The Halo and Horns Effect is an emotional bias based primarily on feelings and this is hard to counteract. Better statistical modeling is not going to change how we feel inside.
But the first step to reducing both cognitive and emotional biases is to slow down our thinking. This comes from building portfolio management systems that prevent us from making rash decisions.
If you operate within a team, it is helpful to have someone play devil’s advocate. Someone that can argue the opposite position in an effective and accurate method. Or help you clarify your thinking,
If you’re by yourself then you need to heed Charlie Munger’s advice.

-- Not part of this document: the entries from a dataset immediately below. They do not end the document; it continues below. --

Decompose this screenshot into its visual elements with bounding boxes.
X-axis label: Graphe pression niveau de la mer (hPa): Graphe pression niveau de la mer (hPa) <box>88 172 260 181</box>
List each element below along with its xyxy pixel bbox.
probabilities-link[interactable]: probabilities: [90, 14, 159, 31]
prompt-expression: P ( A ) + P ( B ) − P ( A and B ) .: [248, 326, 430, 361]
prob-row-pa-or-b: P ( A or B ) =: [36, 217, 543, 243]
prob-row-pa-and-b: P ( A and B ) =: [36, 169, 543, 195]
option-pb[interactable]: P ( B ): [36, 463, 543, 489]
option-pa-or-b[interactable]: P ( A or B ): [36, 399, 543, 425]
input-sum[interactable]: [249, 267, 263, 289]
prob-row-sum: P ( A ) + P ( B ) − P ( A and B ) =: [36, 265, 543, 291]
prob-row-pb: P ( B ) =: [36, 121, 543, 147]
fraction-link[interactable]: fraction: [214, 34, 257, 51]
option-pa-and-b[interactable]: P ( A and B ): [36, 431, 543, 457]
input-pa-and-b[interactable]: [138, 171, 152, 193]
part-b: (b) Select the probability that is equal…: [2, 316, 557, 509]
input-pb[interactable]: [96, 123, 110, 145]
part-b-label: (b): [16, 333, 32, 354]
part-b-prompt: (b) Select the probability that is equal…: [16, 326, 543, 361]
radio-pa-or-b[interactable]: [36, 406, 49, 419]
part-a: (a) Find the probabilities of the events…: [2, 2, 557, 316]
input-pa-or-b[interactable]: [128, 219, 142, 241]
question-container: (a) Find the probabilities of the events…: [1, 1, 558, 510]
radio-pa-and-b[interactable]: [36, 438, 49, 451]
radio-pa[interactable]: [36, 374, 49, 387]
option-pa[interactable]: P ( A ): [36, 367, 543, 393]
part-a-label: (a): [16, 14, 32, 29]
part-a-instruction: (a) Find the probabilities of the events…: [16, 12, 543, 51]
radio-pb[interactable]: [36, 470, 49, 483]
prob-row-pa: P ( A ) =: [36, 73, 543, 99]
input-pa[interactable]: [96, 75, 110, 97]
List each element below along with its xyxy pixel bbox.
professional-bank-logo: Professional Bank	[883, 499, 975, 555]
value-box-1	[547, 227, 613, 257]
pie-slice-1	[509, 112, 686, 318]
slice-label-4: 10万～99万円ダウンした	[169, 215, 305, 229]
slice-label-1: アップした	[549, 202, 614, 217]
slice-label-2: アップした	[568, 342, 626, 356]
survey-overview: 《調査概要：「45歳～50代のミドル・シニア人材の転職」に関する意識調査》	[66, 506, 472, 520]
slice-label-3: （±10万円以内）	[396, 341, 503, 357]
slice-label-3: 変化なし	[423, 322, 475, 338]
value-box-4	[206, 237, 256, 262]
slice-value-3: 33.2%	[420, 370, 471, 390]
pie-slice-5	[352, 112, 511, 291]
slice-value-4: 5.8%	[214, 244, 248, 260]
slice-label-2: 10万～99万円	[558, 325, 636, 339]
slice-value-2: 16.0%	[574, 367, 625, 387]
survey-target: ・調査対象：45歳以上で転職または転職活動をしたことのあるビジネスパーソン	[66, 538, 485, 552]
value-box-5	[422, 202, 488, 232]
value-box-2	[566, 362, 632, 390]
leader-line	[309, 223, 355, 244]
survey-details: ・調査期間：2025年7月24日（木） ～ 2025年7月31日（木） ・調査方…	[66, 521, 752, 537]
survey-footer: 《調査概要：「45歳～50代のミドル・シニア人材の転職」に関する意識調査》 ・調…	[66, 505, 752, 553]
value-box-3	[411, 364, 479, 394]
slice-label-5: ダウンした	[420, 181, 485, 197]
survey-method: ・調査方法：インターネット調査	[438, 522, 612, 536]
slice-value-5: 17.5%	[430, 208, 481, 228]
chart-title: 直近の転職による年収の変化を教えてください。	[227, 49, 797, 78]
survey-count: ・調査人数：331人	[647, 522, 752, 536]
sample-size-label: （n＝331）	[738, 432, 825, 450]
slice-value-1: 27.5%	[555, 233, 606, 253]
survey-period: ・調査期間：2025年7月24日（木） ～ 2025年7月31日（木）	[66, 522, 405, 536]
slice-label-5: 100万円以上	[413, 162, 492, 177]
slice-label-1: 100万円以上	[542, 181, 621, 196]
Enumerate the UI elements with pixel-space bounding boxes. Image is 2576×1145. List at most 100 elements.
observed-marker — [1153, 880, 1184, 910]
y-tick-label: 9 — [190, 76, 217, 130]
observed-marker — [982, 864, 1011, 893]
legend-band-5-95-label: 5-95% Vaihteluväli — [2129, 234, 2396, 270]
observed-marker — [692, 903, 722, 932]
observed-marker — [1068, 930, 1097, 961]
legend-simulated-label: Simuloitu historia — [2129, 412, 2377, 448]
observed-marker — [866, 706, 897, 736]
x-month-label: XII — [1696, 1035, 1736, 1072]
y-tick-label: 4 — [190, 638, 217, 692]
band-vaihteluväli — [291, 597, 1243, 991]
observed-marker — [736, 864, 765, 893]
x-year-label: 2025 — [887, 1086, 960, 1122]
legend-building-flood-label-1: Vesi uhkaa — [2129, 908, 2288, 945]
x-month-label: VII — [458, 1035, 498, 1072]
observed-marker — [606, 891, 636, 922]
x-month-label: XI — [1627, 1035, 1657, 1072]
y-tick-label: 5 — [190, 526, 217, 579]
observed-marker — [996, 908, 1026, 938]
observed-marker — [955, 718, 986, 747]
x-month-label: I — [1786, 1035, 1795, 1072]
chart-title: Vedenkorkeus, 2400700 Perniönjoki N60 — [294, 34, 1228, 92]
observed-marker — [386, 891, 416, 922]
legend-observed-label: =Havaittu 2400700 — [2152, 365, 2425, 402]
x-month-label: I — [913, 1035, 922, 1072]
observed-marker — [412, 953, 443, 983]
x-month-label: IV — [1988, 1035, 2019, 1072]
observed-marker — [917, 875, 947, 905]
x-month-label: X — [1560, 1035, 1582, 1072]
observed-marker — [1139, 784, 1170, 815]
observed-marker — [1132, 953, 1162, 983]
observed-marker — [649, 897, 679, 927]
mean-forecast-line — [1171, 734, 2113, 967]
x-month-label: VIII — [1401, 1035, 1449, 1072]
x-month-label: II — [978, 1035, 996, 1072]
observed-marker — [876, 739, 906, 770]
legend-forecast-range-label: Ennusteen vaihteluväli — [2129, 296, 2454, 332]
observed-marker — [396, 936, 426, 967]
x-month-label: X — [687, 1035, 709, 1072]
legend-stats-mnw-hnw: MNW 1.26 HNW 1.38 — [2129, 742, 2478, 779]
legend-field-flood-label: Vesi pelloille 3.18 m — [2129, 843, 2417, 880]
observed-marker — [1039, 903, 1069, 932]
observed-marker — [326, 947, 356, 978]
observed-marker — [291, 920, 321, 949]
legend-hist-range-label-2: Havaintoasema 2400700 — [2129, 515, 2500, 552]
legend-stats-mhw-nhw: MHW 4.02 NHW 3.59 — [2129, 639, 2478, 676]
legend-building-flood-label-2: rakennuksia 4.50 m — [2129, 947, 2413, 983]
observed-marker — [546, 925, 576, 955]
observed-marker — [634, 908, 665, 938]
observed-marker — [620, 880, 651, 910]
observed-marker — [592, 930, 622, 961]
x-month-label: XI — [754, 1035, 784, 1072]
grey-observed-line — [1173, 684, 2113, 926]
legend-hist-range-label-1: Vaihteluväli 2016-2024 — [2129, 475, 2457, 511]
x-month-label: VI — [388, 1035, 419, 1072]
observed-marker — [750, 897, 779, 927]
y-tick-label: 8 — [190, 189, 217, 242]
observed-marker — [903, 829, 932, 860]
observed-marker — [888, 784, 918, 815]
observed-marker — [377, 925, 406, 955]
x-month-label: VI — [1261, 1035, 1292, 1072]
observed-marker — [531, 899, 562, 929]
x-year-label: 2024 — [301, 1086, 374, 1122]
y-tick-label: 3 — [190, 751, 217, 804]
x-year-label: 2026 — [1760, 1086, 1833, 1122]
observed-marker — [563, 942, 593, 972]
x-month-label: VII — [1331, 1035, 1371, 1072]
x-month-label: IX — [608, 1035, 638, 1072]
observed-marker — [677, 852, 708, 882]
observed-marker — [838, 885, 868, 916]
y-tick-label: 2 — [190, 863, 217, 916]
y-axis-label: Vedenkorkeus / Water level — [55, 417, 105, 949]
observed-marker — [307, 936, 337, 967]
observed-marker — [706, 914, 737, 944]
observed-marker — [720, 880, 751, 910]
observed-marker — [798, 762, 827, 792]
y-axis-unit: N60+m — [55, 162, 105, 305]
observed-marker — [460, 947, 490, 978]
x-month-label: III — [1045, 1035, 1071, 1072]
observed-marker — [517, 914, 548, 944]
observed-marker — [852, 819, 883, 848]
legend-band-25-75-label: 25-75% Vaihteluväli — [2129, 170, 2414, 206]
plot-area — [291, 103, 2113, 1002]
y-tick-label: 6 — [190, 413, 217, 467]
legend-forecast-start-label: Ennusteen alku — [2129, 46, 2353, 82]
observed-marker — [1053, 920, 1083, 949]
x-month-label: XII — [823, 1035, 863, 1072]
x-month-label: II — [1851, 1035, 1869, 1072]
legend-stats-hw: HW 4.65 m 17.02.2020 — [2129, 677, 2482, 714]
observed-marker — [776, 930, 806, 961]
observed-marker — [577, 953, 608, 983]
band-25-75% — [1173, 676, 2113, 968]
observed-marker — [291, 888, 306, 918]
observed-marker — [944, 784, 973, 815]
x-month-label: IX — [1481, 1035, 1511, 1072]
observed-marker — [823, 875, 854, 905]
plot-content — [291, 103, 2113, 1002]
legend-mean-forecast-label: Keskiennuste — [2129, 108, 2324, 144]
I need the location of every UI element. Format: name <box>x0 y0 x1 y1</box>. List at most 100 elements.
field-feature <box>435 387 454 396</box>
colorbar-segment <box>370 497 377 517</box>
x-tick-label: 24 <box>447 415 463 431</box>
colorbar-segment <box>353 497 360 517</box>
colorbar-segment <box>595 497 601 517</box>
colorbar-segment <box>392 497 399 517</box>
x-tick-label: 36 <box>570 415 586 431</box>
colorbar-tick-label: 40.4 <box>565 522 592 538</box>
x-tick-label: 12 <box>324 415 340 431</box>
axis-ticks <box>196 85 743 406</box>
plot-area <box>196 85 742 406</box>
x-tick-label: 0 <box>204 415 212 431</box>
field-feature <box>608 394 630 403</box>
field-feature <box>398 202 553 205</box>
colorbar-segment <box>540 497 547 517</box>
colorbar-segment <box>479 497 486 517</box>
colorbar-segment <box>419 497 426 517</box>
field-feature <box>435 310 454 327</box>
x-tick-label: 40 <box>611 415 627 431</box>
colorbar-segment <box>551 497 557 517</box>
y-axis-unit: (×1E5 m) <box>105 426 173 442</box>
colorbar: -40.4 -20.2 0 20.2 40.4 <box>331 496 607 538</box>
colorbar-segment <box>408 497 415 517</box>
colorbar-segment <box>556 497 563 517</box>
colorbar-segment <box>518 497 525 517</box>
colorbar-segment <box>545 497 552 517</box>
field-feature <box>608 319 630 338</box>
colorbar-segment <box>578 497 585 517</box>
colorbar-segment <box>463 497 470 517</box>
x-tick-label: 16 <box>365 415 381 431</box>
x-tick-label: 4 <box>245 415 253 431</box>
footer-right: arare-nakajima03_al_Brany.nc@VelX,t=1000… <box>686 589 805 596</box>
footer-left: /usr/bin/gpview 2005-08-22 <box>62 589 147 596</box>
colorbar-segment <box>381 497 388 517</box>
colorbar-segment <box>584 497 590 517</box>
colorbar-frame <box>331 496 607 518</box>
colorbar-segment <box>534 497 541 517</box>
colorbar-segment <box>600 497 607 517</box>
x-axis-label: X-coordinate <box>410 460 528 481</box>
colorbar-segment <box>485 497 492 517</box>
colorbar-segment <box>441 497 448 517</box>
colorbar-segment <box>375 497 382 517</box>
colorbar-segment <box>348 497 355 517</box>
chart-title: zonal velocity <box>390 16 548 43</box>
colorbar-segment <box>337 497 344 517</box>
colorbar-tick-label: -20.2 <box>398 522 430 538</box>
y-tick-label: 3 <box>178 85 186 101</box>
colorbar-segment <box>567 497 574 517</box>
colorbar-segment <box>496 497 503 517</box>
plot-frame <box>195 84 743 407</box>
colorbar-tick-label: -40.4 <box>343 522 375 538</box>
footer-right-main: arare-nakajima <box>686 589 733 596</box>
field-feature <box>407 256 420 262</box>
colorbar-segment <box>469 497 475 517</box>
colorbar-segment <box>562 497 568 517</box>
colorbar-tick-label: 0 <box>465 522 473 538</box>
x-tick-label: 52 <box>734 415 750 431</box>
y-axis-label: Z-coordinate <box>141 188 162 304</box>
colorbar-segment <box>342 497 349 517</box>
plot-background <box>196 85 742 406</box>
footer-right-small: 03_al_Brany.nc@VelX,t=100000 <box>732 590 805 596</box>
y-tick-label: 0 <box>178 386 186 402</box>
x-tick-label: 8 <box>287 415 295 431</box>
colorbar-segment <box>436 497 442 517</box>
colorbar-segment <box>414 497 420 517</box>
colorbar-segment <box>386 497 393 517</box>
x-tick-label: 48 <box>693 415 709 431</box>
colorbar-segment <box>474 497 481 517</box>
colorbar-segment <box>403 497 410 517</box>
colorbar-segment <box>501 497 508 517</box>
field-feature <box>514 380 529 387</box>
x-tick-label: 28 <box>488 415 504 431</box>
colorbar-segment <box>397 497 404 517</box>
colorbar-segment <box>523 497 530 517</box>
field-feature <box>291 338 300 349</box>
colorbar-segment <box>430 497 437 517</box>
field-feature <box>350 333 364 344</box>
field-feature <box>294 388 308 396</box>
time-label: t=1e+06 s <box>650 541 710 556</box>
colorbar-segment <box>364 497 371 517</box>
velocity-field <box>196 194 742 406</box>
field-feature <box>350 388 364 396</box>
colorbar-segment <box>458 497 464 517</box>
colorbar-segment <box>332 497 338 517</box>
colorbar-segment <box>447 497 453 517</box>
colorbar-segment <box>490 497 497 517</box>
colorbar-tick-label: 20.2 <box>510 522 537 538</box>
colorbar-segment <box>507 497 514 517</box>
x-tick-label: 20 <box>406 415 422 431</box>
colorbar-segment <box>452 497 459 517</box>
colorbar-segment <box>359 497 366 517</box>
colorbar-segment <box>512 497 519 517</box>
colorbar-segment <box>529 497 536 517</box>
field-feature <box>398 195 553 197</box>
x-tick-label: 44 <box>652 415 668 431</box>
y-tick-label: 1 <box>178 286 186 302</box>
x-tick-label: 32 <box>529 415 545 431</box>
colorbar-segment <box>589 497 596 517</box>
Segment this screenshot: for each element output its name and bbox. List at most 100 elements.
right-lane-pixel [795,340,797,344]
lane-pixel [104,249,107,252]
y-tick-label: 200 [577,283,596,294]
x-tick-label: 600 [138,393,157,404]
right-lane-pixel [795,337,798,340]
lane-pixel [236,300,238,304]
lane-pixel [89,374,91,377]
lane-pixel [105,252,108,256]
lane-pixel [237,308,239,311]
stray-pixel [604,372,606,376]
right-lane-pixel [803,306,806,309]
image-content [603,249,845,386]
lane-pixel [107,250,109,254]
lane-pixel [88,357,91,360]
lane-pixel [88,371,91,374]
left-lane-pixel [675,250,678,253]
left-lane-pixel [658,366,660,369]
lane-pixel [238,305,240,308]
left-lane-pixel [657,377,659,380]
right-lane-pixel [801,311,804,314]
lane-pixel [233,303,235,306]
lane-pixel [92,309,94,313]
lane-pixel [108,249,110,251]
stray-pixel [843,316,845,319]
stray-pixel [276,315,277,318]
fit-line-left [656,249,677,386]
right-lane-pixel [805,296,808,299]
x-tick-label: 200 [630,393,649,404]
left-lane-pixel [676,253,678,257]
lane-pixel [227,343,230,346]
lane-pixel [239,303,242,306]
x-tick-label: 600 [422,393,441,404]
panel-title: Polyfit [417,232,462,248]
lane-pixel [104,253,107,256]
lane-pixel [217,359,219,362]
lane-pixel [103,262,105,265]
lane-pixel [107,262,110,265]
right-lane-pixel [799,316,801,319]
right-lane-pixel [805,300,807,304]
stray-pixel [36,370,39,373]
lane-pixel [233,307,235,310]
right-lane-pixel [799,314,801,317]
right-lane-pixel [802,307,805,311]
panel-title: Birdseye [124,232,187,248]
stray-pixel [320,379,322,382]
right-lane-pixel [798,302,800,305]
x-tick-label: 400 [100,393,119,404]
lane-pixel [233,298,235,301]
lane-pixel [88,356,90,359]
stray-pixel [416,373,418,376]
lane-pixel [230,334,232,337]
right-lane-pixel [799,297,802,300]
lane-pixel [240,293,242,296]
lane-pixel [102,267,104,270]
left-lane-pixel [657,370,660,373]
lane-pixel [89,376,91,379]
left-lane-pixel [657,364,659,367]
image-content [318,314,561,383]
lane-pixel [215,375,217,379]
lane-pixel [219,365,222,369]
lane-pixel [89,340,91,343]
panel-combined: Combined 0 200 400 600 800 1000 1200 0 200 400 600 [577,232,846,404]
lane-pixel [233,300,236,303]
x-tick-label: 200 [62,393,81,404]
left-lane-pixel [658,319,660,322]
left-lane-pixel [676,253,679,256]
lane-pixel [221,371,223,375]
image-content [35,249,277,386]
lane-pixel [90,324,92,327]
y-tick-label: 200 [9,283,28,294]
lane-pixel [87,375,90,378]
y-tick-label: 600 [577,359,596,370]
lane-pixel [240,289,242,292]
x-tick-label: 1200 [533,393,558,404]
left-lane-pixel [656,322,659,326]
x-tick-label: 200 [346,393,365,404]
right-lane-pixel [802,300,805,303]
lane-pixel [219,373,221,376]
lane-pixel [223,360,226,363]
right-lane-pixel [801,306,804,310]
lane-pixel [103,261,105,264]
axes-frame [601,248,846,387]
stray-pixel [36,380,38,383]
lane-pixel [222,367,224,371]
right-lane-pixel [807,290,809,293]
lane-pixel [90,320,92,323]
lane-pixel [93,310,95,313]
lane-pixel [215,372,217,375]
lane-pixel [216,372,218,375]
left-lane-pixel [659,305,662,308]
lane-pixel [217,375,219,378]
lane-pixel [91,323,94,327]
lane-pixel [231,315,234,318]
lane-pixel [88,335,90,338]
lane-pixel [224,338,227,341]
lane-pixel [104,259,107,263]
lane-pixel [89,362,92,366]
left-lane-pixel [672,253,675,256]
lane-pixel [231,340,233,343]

I never allow myself to have an opinion on anything that I don’t know the other side’s argument better than they do.
And from Farnam Street.
You have to do the reading. You have to talk to competent people and understand their arguments. You have to think about the key variables and how they interact over time. You have to listen and chase down arguments that run counter to your views. You have to think about how you might be fooling yourself. You have to see the issue from multiple perspectives. You have to think. You need to become your most intelligent critic and have the intellectual honesty to kill some of your best-loved ideas.
By taking the time to slow down, consider alternative perspectives, and critically evaluate our biases, we can become better decision-makers.